A Portaria Conjunta MGI/MF/CGU nº 33/2023 exige que convenentes disponham de condições técnicas e operacionais para executar o objeto e, nas obras e serviços de engenharia, exige equipe de fiscalização habilitada, declaração de capacidade técnica no Transferegov.br, indicação dos responsáveis e registros de responsabilidade técnica. Para o gestor, isso deve ser interpretado como um requisito mínimo de governança da execução, não como uma formalidade documental. Antes de assumir uma obra conveniada, é necessário testar se a organização tem pessoas, processos, informação, orçamento, capacidade decisória e apoio especializado suficientes para percorrer todo o ciclo do empreendimento.
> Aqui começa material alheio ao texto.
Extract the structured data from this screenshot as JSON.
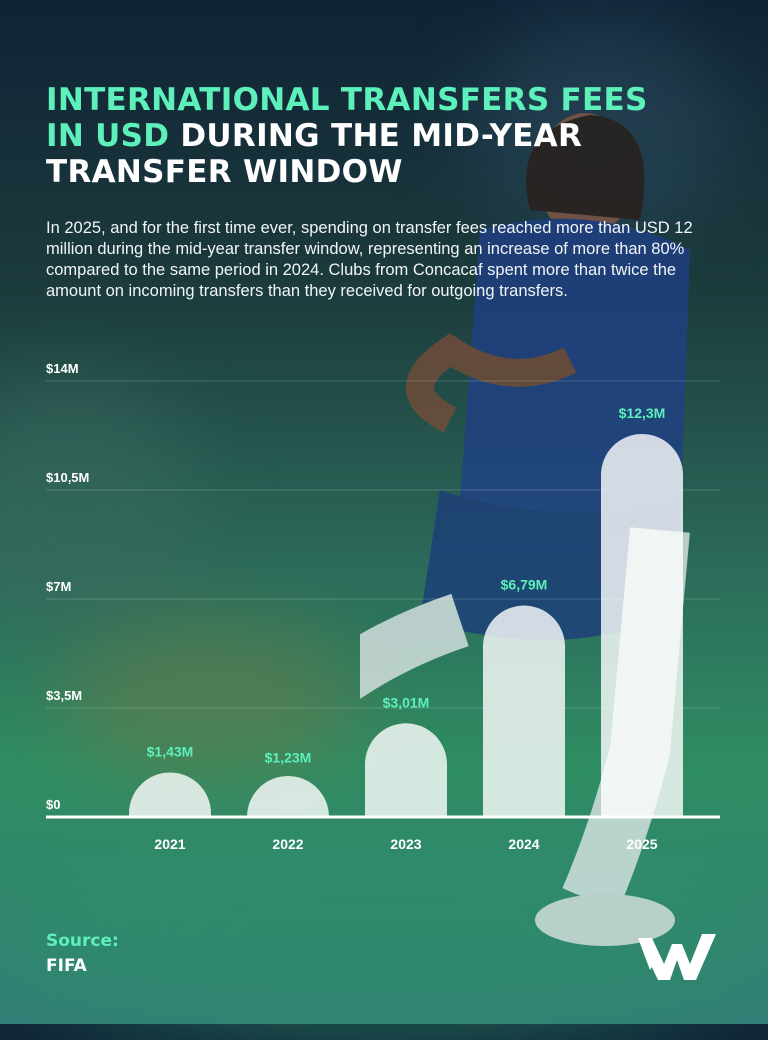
{
  "header": {
    "title_accent": "INTERNATIONAL TRANSFERS FEES IN USD",
    "title_rest": " DURING THE MID-YEAR TRANSFER WINDOW",
    "intro": "In 2025, and for the first time ever, spending on transfer fees reached more than USD 12 million during the mid-year transfer window, representing an increase of more than 80% compared to the same period in 2024. Clubs from Concacaf spent more than twice the amount on incoming transfers than they received for outgoing transfers."
  },
  "chart_data": {
    "type": "bar",
    "categories": [
      "2021",
      "2022",
      "2023",
      "2024",
      "2025"
    ],
    "values": [
      1.43,
      1.23,
      3.01,
      6.79,
      12.3
    ],
    "data_labels": [
      "$1,43M",
      "$1,23M",
      "$3,01M",
      "$6,79M",
      "$12,3M"
    ],
    "y_ticks": [
      0,
      3.5,
      7,
      10.5,
      14
    ],
    "y_tick_labels": [
      "$0",
      "$3,5M",
      "$7M",
      "$10,5M",
      "$14M"
    ],
    "ylim": [
      0,
      14
    ],
    "grid": true,
    "colors": {
      "bar": "#ffffff",
      "label": "#5ef0bb",
      "tick": "#ffffff"
    }
  },
  "footer": {
    "source_label": "Source:",
    "source_value": "FIFA",
    "logo_icon": "w-logo-icon"
  },
  "colors": {
    "accent": "#5ef0bb"
  }
}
O que significa capacidade operacional em uma obra conveniada
Em uma transferência destinada a obra ou serviço de engenharia, o convenente não recebe apenas dinheiro. Ele assume uma cadeia de responsabilidades técnicas, administrativas, financeiras e documentais. A capacidade operacional deve ser lida como a aptidão institucional para executar essa cadeia sem depender de improvisação.
Isso inclui capacidade para planejar a contratação, obter ou revisar projetos, compatibilizar disciplinas, validar orçamento, tratar licenciamento e titularidade da área, conduzir licitação, gerir o contrato, fiscalizar campo, processar medições, controlar alterações, alimentar o Transferegov.br, receber tecnicamente o objeto e organizar a documentação que sustentará a prestação de contas.
É possível que um município ou órgão tenha excelentes profissionais isoladamente e, ainda assim, apresente baixa capacidade operacional. O problema aparece quando o conhecimento não está organizado em um fluxo: ninguém sabe quem decide, qual documento autoriza uma mudança, quem fecha a medição, como uma pendência técnica entra no processo ou qual evidência deve ser preservada.
Por isso, a pergunta correta não é “temos engenheiro?”. É “temos uma estrutura capaz de governar este empreendimento do primeiro requisito ao aceite final?”.
A exigência normativa é apenas o ponto de partida
A Portaria Conjunta nº 33/2023 estabelece que os instrumentos somente podem ser celebrados com entes que disponham de condições técnicas e operacionais para executar objetos relacionados às suas atividades. Para obras, o art. 84 avança sobre a fiscalização: exige profissional ou equipe habilitada, experiência compatível, declaração de capacidade técnica no Transferegov.br e ART ou RRT dos serviços de fiscalização.
Isso cria um piso objetivo. A obra precisa ter responsáveis formalmente designados e tecnicamente habilitados. Mas cumprir esse piso não resolve, sozinho, o problema de capacidade. Um empreendimento multidisciplinar pode exigir competências que vão muito além do profissional indicado para fiscalização geral.
Uma escola, unidade de saúde, sistema de saneamento, centro operacional, subestação ou prédio público pode reunir arquitetura, estruturas, elétrica, climatização, telecomunicações, segurança eletrônica, automação, incêndio, acessibilidade, eficiência energética, redes hidráulicas, equipamentos e integração. Uma pessoa dificilmente dominará todas essas interfaces com profundidade suficiente para revisar decisões críticas e controlar a execução.
A Lei nº 14.133/2021 permite à Administração estruturar apoio técnico, fiscalização assistida, gerenciamento, projetos, pareceres e outros serviços especializados, desde que as responsabilidades do agente público sejam preservadas. Contratar apoio não transfere a competência decisória do gestor ou do fiscal; aumenta a qualidade da informação disponível para que eles decidam.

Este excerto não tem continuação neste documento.